The electronic age has revolutionized nearly every area of life - not just how we watch movies and TV and what we call phones and computers. Everything is different. Cars are no longer mere electromechanical machines - they are run by computers. People still read books, but many do so on e-readers rather than in hardcover or paperback form. In the music industry, 8-tracks, albums, and cassettes are obsolete, and the CD is headed down the same path. Now, it's all about downloadable tunes at $1 a pop. Instant gratification. If I want a song, I can have it in under a minute. And I play the music on my computer, not on a record player or via a stand-alone CD player. Appliances have changed as well. Many of them are electronically controlled. Even lights are different, with incandescent bulbs increasingly being replaced by CFL equivalents.

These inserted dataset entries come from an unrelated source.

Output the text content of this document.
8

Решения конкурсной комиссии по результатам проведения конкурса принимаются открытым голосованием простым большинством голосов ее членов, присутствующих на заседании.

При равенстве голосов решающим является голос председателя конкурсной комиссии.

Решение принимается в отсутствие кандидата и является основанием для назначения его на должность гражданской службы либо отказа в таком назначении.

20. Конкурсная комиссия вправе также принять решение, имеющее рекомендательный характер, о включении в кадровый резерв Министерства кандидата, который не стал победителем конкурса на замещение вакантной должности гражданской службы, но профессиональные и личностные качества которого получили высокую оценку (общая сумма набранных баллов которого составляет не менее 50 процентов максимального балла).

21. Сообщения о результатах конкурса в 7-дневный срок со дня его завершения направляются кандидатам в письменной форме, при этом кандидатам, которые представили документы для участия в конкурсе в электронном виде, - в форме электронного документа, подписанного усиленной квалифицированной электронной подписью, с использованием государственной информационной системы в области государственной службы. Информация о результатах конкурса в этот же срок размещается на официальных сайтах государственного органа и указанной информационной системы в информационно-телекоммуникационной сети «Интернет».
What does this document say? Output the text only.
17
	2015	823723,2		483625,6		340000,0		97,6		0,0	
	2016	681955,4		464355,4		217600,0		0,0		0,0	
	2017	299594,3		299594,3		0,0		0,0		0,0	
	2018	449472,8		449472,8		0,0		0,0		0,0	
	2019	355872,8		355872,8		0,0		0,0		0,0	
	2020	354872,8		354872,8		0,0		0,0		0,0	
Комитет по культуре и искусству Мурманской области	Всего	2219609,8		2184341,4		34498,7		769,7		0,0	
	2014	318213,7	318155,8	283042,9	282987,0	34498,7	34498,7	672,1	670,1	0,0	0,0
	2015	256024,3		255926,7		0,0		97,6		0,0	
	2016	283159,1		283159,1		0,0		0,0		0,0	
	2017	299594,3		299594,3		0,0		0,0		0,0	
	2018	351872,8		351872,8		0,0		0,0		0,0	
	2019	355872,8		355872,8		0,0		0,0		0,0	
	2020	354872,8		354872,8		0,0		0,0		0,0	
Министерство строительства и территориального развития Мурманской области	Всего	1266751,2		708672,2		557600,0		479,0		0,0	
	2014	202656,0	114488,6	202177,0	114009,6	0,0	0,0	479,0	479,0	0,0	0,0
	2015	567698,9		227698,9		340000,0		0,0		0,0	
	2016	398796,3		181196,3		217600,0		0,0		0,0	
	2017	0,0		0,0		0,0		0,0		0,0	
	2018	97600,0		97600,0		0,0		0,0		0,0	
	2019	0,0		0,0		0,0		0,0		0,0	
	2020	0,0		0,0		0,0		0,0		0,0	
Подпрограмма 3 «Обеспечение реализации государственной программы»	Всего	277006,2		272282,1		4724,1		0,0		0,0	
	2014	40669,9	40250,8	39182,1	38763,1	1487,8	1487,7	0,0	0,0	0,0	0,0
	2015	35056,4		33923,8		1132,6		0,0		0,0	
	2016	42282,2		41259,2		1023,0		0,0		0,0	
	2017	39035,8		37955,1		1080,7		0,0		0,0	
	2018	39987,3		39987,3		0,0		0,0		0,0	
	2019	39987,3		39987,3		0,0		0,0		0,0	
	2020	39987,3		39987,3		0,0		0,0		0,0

There's a dark side to this, however, and I would be remiss not to at least touch upon it. Some would argue that our reliance on computers and electronics has become an overreliance. Y2K was an example of crying wolf, but there are legitimate reasons for concern as we become increasingly plugged in. As recently as 15 years ago, things like banking, the power grid, and many other basic aspects of living in the 20th century existed in relative security. Using the Internet to integrate them has resulted in greater efficiencies but has also created vulnerabilities where none existed. In 1995, an attack on the Internet would have had mild consequences - some minor disruptions and a lot of inconvenience. Today, it could be disastrous, plunging countries into darkness, wiping out people's savings, and wreaking havoc on every aspect of life.

We can't go back to where we were. In moving forward, we have eschewed past-looking redundancies. That's the cheap way to do it but not necessarily the smart way. It's the same reason why we can't go to the Moon in 2010 when we were able to do it in 1969. If the Internet was "turned off" today, things wouldn't go back to where they were in the mid-'80s. They would go back to where they were in the pre-electric era. Admittedly, a complete failure of the Internet is unlikely, but there are scenarios in which it could happen. Never before has mankind been so tethered to technology.

Projecting where we might be in 20, 30, or 50 years is a pointless (albeit fun) exercise. We're not where people guessed we would be when they made projections in 1960, 1980, or 1990. There are, as yet, no flying cars or vehicles that drive themselves. Solar power and windmills have not universally replaced fossil fuels. We are not readying rocket ships to explore the outer bounds of the Solar System. The 40-hour workweek has not become a thing of the past. (In the 1960s, many were predicting that weekends would become three days.) Technology has advanced but not always in expected ways.

When I finish writing this, I will go outside and rake leaves. That's one of the few "old school" things I will do today. It involves nothing more than a rake and a receptacle into which to put the leaves. Nothing about the process has changed since I did it at age 10. After that, I'll browse the Internet, watch a football game on my 42" HDTV, read a book on my Kindle, check e-mail via my iPhone, and play music for my son on my computer while he rolls around on his low-tech activity mat. Given time, I may watch a movie tonight on my Blu-Ray player.

30 years ago, I could have never imagined the life I'm living now. If I'm still around in 2040, no doubt I will look back on today with the same sense of wonder about how things have advanced. Seen "in the moment," technology often seems static, with advances being slow and incremental. But viewed froma wider perspective, the leaps forward are vast. Gazing through the mists of time to today, an 18th century citizen would believe we have harnessed magic. Now we must hope that, as we refine our spells, none of them backfire.